2La confirmation et la proclamation de l'existence d'une strate
élémentaire du politique nous paraît à la fois correspondre au
vœu de classification typologique de J.-P. JESSENNE et constituer la
conclusion majeure d'un colloque qui nous invite à y voir une
sorte de frontière intérieure dessinée par les équilibres subtiles ou
les affrontements violents entre les exigences uniformisantes de
l'État, quel qu'il soit, et les logiques particularistes des
communautés “primaires”. D'autres considérations pouvant être
également retenues, il nous a paru plus clair de les ramasser sous
une série de rubriques allant à l'essentiel.
UNE FRONTIÈRE
INTÉRIEURE OU LA
RÉHABILITATION DU
POUVOIR LOCAL
3La strate élémentaire des communautés d'habitants constitue
une sorte de plasma social duquel la quasi totalité du reste de la
Société, à un moment ou à un autre, est issu.
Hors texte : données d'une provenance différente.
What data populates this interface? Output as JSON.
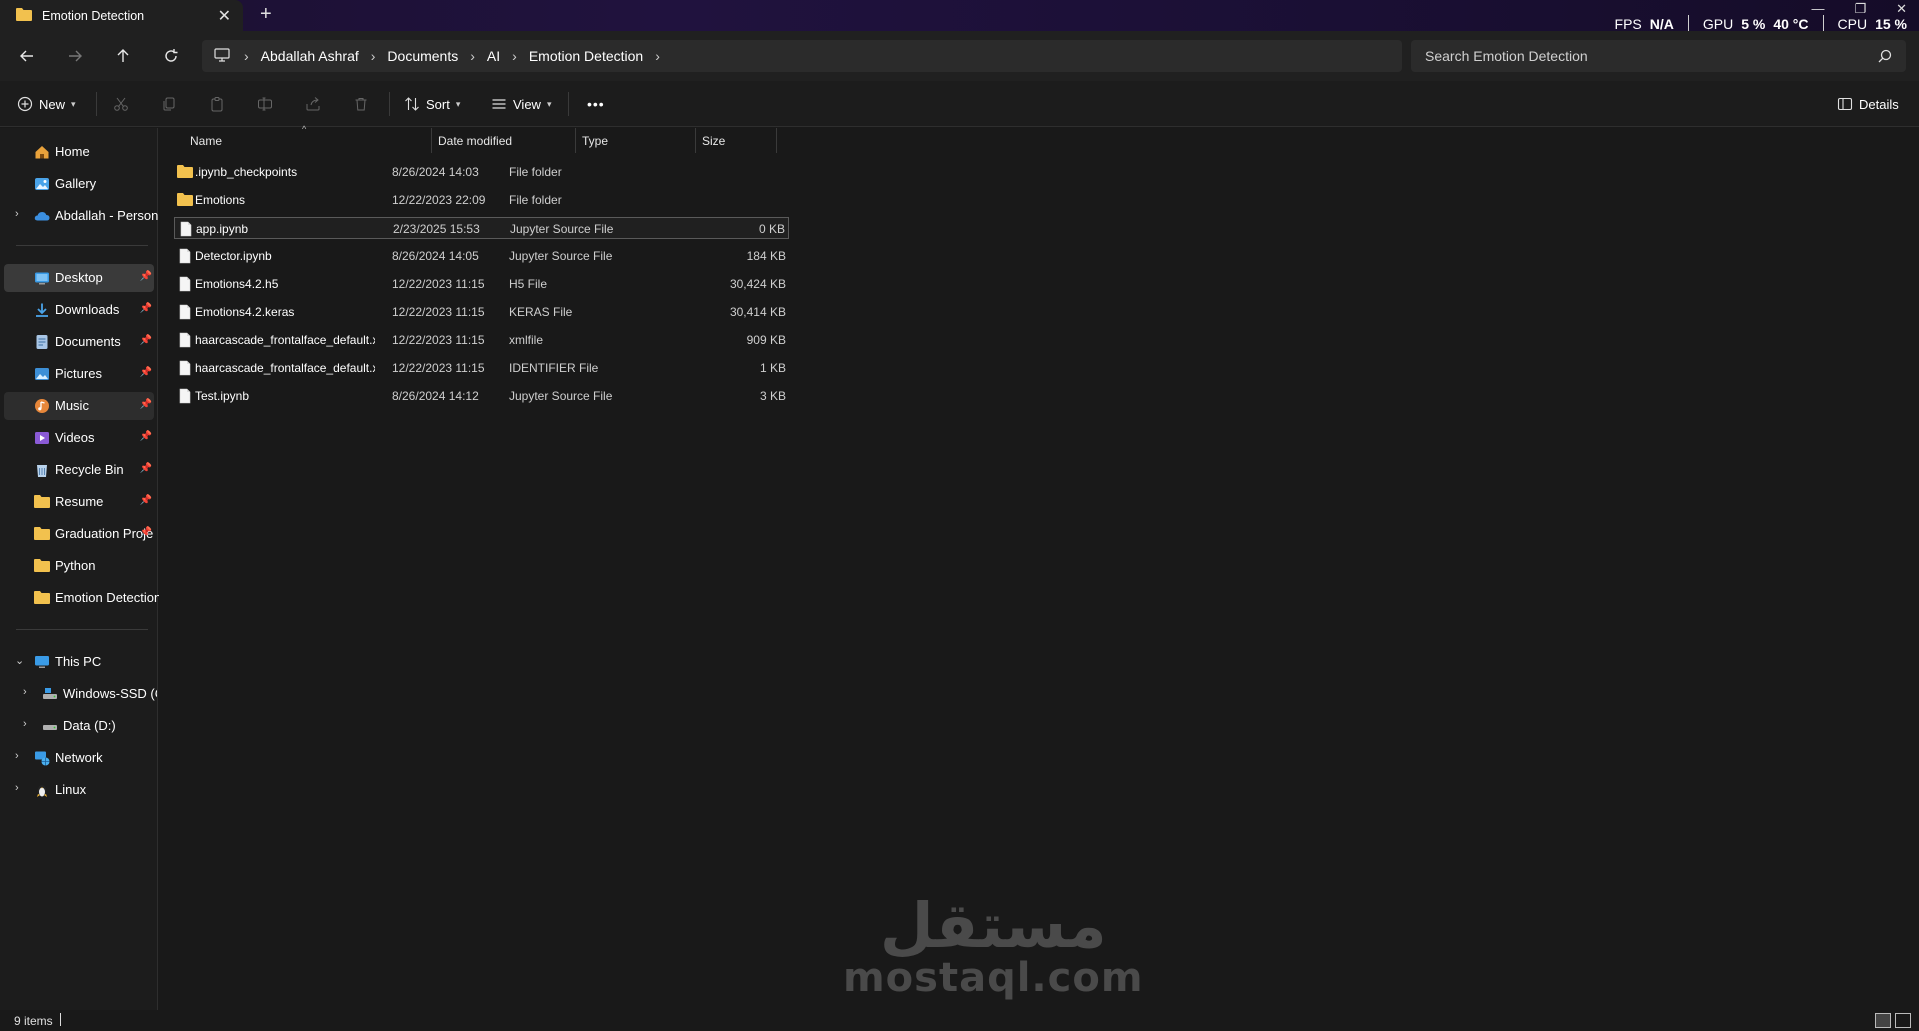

Cette couche
première est constituée, en 1780, par près de 80 % de la
population du royaume, et si l'on s'en tient à une sorte de
perspective braudélienne horizontale, c'est là que se situe le
phénomène statistique le plus lourd, quantitativement parlant.
Sans pousser trop loin le paradoxe sur l'identité effective de la
véritable “grande politique”, il faut donc réhabiliter ce niveau
initial, mêmes si les sources qui permettent de l'appréhender sont
moins nombreuses et moins loquaces que celles concernant les
multiples aspects de l'autre politique. L'Histoire du pouvoir local
s'identifierait donc à celle de cette frontière intérieure impalpable,
mouvante et pourtant réelle, constamment redessinée par les
rapports de forces nés du renforcement ou de l'affaiblissement
des autorités supérieures et de leur capacité à se faire obéir.
4Communications et débats ont fait surgir l'identité des
comportements des municipalités rurales que ce soit dans le haut
Comtat, en Champagne, en Poitou ou dans les Pyrénées-
Orientales. Partout elles ont tenu un double langage pour écarter
ou retarder réquisitions, épurations et arrestations. Beaucoup s'en
sont tenues à un légalisme prudent finissant par exécuter
partiellement, tout en déplorant les maux qui accablaient leurs
administrés, les décrets et arrêtés dont on les harcelait.
Permanence donc d'une solidarité locale que l'on retrouve, sous
une autre forme, en avril 1848, quand les villages normands
décrits par TOCQUEVILLE, allaient voter en rang, sous la houlette de
leurs prêtres et de leurs notables. Cette unanimité disciplinée ne
serait pas tant l'aveu d'une soumission révérencielle aux
notabilités que l'expression d'une solidarité communautaire
réaffirmée et que P. GUENIFFEY a repérée dans beaucoup de
scrutins ruraux de 1790 et 1791. En fait, en 1848, l'éthique
contractuelle et solidaire de la communauté l'emporte encore sur
les conséquences mal perçues d'une démocratisation qui ne doit
pas inciter à lâcher la proie, même modeste, pour une ombre trop
incertaine.

LES LIMITES DU
CENTRALISME BOURBONIEN
ET SON IMPLOSION (ÉTÉ-
AUTOMNE 1789)
5Le leitmotiv jubilatoire de N. HAMPSON après chaque
communication du premier jour aboutissait à constater l'extrême
diversité institutionnelle de l'Ancien Régime vers 1780, difficile à
concilier avec l'hypothèse d'un centralisme conquérant.
L'Intendant n'est plus ce qu'il était, la communication de
G. SAUPIN le confirme ainsi que le bilan tenté par Cl. NIÈRES. En
Provence, mais surtout en Languedoc et en Bretagne, la
monarchie se heurte au niveau intermédiaire du pouvoir provincial
(États, cours souveraines) qui prétend sauvegarder les libertés et
privilèges de ses concitoyens. Les mots patriote et patriotisme
sont souvent utilisés pour signifier la solidarité active des
communautés d'habitants, surtout les villes, avec ces instances
intermédiaires dans leur combat contre le “despotisme ministériel
“. Avec un bémol cependant, dans la mesure où G. FOURNIER nous
rappelle que les communautés languedociennes se méfient autant
du despotisme de leurs États que de celui des ministres.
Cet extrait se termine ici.